Fact check: Biden falsely claims he never opposed fracking
Former Vice President Joe Biden claimed that he "never said I oppose fracking" when pressed by President Donald Trump on the issue during Thursday night's presidential debate.Posted — Updated
"You said it on tape," Trump replied.
Facts First: It's false that Biden never said he opposed fracking. In two Democratic primary debates, Biden made confusing remarks over fracking that his campaign had to clarify. In 2019, Biden said "we would make sure it's eliminated" when asked about the future of coal and fracking; in 2020 he said he opposed "new fracking." Biden's written plan, conversely, never included a full ban on fracking or even on new fracking. Rather, it proposes "banning new oil and gas permitting on public lands and waters" -- not ending all new fracking anywhere or ending all existing fracking on public lands and waters.
Biden created confusion about his stance with some of his comments during the Democratic primary. For example, he had this exchange with CNN's Dana Bash during a July 2019 debate:
Bash: "Thank you, Mr. Vice President. Just to clarify, would there be any place for fossil fuels, including coal and fracking, in a Biden administration?"

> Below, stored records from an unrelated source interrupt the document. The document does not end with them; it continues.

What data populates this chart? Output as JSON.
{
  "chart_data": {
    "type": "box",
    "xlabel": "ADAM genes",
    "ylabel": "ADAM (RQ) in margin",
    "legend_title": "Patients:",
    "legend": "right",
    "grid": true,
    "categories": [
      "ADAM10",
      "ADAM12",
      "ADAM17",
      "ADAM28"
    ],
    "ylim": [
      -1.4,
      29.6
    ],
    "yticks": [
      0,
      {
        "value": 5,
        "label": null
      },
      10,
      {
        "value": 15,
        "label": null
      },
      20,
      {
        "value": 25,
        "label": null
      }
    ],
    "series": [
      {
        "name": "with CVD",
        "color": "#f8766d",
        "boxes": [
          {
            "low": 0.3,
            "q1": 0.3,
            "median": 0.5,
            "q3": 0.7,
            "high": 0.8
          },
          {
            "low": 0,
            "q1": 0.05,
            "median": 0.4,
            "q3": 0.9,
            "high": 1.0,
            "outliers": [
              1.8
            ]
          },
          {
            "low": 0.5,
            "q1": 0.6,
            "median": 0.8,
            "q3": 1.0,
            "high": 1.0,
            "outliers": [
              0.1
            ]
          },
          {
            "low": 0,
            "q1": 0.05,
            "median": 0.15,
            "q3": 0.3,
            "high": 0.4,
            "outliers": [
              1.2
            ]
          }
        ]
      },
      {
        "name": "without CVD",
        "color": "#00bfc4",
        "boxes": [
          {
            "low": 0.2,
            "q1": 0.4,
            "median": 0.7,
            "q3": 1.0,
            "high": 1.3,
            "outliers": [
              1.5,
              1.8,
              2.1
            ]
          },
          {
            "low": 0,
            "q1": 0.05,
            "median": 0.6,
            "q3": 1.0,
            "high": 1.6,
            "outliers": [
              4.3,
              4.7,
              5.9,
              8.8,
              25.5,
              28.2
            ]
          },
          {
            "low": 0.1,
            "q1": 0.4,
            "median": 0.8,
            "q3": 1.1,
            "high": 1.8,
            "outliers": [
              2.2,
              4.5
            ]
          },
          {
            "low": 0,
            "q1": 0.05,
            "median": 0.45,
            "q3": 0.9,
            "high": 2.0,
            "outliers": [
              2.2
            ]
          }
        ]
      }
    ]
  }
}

Biden: "No, we would -- we would work it out. We would make sure it's eliminated and no more subsidies for either one of those, either -- any fossil fuel."
Afterwards, Biden's campaign clarified that he "supports eliminating subsidies for coal and gas and deploying carbon capture."
Biden also said he was against "new fracking" in a Democratic primary debate in March when challenged by his opponent, Sen. Bernie Sanders, on the issue of climate change. His campaign clarified to reporters that same evening that Biden was reiterating his plan to ban oil and gas permits on public land, not a complete ban on new fracking, which a president cannot do.
Without an act of Congress, the President could not issue an outright ban on fracking across the US. There are, however, a number of regulatory and executive actions an administration could take to prevent or shrink the use of fracking technology, particularly on federal land. The problem is that most fracking takes place on private land, and any attempts to limit it would likely face legal challenges.